DOJ’s top brass—Attorney General Merrick Garland and his top deputy Lisa Monaco—simply haven’t proven that they have the stomach for challenging large companies that engage in serial violations of the law. The specter of the Arthur Andersen case, where the accounting firm was convicted of shredding documents about failed energy giant Enron in 2001 and subsequently went out of business, looms large in the minds of way too many cautious prosecutors. (The accounting industry is just as big today as it was with Arthur Andersen; fake outrage about job loss has been totally misplaced.)
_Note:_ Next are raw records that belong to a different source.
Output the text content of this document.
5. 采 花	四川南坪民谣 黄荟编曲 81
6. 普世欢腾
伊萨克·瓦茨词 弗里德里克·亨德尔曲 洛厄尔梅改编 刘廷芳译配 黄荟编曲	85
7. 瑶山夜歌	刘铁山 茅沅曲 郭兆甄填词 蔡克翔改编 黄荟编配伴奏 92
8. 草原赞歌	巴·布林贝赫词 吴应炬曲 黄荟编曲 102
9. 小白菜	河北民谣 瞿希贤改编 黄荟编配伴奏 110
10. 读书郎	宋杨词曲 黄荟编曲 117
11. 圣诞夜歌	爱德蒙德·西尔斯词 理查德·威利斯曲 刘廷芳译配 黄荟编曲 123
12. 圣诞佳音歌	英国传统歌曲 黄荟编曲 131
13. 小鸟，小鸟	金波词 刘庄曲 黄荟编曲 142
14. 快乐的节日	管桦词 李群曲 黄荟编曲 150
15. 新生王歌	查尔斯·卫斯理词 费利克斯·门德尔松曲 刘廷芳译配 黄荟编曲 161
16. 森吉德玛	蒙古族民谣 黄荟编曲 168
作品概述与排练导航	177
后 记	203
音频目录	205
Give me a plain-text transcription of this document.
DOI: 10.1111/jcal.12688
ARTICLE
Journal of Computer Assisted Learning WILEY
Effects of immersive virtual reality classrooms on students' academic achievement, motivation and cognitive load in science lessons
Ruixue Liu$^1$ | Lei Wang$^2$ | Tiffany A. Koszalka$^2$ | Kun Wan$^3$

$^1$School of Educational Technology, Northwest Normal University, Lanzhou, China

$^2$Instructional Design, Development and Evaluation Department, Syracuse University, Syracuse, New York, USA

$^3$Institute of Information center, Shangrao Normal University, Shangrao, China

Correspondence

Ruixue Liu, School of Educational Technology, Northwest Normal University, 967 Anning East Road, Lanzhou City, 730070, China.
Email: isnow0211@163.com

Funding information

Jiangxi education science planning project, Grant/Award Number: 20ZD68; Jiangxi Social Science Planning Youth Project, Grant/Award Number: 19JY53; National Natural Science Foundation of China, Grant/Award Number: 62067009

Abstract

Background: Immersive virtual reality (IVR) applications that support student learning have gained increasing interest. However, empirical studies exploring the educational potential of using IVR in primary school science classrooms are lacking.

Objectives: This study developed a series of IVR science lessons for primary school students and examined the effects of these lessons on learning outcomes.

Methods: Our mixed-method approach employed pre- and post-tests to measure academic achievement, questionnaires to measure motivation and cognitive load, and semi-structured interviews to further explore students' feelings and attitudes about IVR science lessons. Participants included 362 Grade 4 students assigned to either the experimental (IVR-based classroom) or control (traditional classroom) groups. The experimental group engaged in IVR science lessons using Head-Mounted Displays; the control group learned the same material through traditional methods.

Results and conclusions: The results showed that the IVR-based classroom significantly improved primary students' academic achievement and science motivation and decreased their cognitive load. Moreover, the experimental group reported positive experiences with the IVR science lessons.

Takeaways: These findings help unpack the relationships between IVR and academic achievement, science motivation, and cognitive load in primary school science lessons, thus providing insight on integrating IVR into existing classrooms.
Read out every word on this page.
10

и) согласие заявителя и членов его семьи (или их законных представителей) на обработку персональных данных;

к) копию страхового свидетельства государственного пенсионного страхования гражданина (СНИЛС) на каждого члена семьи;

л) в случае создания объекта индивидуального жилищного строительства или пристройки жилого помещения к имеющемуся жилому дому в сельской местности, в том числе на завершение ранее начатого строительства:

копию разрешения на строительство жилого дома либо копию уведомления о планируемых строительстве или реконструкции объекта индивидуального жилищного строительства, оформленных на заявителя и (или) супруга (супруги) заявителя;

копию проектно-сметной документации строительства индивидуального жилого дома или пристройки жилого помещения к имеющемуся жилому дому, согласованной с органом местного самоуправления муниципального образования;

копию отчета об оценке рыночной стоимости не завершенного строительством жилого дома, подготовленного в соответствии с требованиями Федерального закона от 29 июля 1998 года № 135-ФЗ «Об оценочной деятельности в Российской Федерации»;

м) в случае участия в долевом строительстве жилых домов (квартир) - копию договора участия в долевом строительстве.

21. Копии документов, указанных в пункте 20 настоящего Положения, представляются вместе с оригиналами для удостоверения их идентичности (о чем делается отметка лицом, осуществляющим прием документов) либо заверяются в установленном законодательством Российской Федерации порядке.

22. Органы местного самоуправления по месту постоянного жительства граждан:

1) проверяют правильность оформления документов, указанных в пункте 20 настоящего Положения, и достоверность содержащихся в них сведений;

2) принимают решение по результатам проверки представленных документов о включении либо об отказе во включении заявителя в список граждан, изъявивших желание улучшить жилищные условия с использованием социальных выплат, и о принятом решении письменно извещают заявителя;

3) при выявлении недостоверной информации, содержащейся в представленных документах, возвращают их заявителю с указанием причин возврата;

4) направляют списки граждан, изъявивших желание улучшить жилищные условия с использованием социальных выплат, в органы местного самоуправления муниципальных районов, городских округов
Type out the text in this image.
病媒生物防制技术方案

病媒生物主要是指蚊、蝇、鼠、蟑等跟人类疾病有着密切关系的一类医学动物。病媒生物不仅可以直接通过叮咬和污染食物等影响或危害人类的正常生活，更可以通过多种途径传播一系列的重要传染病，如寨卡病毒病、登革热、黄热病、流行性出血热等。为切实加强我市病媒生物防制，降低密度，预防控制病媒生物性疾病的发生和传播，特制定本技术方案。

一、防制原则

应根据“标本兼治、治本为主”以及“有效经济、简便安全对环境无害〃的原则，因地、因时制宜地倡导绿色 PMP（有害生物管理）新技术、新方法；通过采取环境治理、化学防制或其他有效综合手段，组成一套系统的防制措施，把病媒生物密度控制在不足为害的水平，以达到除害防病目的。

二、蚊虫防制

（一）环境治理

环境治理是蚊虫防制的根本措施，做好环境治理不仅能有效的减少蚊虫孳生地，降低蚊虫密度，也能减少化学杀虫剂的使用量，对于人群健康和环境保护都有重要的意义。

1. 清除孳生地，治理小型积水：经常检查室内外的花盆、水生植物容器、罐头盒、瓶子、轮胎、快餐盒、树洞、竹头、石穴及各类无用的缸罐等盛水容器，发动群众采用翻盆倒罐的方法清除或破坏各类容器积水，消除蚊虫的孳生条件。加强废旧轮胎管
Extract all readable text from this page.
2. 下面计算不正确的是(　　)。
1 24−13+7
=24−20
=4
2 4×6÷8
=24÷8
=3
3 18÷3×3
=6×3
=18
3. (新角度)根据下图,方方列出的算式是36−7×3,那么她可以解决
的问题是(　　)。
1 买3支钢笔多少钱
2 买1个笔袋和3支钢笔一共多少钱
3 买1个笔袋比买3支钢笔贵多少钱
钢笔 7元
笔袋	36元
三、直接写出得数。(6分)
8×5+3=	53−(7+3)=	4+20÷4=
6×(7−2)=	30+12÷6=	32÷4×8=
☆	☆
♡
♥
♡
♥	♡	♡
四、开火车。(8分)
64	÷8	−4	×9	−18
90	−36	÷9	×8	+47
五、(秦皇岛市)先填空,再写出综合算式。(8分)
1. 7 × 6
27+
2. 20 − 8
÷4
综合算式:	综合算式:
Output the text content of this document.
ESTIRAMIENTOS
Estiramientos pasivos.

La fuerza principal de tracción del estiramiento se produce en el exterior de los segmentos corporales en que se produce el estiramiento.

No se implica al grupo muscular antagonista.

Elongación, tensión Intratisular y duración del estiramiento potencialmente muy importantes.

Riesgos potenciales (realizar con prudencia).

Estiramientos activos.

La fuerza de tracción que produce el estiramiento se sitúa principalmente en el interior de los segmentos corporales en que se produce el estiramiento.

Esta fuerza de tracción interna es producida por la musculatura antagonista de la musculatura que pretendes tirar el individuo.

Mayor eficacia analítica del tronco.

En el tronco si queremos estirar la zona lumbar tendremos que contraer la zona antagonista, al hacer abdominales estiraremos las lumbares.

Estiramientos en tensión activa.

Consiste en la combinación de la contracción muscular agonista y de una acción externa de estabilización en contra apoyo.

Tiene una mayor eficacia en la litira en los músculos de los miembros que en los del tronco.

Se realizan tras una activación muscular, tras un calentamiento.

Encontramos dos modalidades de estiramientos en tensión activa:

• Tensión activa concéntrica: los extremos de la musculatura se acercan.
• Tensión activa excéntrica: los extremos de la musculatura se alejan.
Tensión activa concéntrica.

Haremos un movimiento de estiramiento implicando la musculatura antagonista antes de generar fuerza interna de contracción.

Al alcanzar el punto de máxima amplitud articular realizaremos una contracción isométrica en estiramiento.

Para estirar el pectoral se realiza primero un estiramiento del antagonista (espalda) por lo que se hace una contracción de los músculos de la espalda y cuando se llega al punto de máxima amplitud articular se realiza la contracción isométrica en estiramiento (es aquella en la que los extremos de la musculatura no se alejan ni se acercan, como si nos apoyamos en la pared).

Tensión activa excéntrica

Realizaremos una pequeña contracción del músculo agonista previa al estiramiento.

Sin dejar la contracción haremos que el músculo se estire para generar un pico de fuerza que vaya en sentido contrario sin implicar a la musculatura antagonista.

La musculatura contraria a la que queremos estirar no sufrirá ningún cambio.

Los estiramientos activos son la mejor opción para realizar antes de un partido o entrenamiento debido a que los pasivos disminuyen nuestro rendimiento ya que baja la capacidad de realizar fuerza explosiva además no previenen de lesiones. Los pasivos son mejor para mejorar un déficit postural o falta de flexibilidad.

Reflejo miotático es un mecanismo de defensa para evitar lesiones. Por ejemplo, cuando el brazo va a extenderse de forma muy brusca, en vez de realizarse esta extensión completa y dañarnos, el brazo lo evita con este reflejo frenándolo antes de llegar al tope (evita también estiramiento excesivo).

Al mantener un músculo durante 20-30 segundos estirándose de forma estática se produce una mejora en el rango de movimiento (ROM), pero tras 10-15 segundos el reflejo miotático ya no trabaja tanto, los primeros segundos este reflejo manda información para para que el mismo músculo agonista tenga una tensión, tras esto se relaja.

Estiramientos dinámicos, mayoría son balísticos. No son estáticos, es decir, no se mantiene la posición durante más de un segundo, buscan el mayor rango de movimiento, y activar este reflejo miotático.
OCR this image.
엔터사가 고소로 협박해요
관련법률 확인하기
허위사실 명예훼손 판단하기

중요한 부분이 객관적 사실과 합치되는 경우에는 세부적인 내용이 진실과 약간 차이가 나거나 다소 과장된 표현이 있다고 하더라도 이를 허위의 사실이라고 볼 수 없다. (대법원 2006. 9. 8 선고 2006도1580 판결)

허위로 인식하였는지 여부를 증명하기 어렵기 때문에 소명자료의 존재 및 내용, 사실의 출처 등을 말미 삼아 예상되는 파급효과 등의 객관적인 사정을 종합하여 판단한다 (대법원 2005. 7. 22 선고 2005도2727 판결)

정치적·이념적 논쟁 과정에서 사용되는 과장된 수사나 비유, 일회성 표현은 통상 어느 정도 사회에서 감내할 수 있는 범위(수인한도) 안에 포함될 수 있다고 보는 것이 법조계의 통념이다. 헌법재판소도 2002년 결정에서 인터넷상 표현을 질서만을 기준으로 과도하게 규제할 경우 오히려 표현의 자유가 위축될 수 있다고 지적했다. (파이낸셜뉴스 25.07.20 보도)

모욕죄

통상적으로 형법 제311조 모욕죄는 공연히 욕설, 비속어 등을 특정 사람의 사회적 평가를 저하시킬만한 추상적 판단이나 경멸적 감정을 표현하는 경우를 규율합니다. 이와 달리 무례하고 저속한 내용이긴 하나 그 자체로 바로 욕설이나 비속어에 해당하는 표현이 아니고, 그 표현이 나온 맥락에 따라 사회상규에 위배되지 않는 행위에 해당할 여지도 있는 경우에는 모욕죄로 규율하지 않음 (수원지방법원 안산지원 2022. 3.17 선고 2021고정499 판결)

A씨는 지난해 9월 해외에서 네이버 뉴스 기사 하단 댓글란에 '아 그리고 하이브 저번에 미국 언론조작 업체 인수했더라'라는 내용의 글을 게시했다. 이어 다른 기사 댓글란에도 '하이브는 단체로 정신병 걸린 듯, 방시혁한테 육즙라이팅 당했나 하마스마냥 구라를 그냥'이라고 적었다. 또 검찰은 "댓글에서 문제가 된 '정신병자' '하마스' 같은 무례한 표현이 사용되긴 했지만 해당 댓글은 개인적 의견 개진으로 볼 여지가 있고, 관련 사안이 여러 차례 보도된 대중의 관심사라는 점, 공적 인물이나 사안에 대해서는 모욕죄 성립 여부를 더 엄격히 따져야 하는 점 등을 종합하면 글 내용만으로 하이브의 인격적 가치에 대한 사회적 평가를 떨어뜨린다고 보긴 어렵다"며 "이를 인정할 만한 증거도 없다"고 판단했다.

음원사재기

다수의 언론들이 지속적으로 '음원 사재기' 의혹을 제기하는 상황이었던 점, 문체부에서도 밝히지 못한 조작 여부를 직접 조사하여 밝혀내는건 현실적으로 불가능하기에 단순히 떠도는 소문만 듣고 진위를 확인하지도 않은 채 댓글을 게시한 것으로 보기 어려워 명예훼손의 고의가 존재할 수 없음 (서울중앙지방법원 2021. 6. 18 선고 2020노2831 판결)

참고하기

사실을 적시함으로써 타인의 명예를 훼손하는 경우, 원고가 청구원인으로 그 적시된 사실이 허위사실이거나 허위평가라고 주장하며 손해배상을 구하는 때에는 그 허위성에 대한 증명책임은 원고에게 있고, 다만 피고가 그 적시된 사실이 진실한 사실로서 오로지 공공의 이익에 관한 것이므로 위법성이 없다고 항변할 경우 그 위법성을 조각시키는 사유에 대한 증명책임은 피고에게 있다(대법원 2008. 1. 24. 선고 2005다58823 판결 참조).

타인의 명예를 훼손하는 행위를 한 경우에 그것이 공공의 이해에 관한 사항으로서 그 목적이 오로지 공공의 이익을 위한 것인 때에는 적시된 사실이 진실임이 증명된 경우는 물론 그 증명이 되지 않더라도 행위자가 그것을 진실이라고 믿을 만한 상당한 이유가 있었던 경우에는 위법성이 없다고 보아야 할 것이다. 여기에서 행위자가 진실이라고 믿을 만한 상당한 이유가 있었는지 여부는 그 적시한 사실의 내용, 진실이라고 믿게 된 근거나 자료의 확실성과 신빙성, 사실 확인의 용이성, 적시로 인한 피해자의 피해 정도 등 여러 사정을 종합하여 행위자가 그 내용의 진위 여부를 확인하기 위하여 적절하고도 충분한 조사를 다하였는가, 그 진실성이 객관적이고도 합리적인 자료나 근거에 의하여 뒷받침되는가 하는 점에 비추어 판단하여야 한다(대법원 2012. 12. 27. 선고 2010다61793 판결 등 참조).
With Boeing, the only major commercial aviation company in the U.S., the “too big to fail” problem is even more prominent. A criminal conviction would prevent Boeing from securing government contracts, and Defense Department funding keeps the company alive. But Boeing’s spiraling dysfunction in engineering is simply unlikely to improve if it can skate away from accountability through multiple administrations, whether Democratic or Republican. At some point, the law has to mean something, regardless of the criminal offender.
There’s a political dimension to this as well. Donald Trump’s DOJ let Boeing walk. Joe Biden’s DOJ has an opportunity to show that no corporation, along with no man, is above the law.